Mutabakat çerçevesinde elde dilecek sonuçların sadece Suriye eksenli değil Türk-Amerikan ilişkilerinin daha makro planda karşı karşıya kaldığı krizlerin aşılması noktasında da önemli olduğunu kaydeden Erol, “Elde edilecek sonuçlar Türk-Amerikan ilişkilerinin geleceği açısından bir yol haritasının da temellerini atmış olacak” diye konuştu. “Bu nedenle Fırat’ın doğusundaki kriz, Türk dış politikasının radikal bağlamda yönü açısından da önemli ve bunun mesajlarını da veriyor” diyen Erol, şöyle devam etti:
“Amerika, Türkiye’nin eş zamanlı olarak uygulamaya koyduğu hem S-400’lerin hem de Suriye sınırına yaptığı askeri yığınağın ne anlama geldiğini çok net bir şekilde gördü ve bunun önüne geçmek için bu krizi frenlemeye yönelik bir adım attı ve Türkiye’yi şu an ikna etmeye çalışan bir tutum izliyor. Bu süreç aslında Türkiye’yi ikna süreci.

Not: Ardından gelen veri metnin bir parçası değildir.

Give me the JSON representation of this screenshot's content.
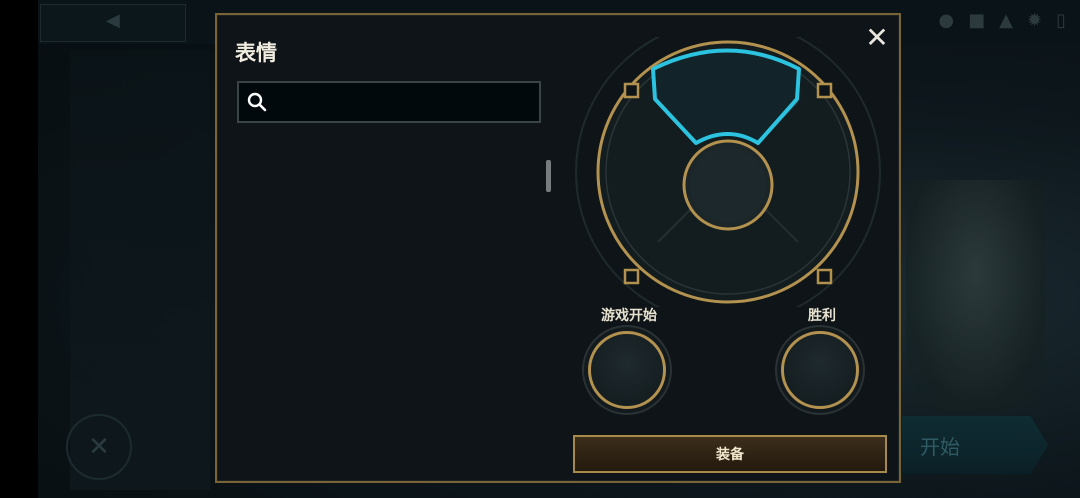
{
  "dialog": {
    "title": "表情",
    "search": {
      "value": "",
      "placeholder": ""
    },
    "close_icon": "close-icon",
    "slots": [
      {
        "label": "游戏开始"
      },
      {
        "label": "胜利"
      }
    ],
    "equip_label": "装备"
  },
  "background": {
    "start_label": "开始",
    "back_icon": "back-arrow-icon",
    "close_icon": "close-icon"
  },
  "colors": {
    "gold": "#b3924f",
    "cyan_highlight": "#2bc3e0",
    "panel_bg": "#0e1417"
  }
}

Öte yandan Suriye’deki belirsizlik, tüm aktörleri daha dikkatli bir politika izlemeye yöneltiyor. İdlib merkezli son gelişmeler ve Esad rejiminin son hamleleri burada, Türkiye, Rusya,İran üçlüsünün geleceği kadar Türk-Amerikan ilişkilerinin geleceğini de etkiliyor. Buradaki belirsizlik ve Fırat’ın doğusu kadar Fırat’ın batısındaki gelişmeler, Türkiye’yi de dikkatli bir dış politika izlemeye mecbur bırakıyor.”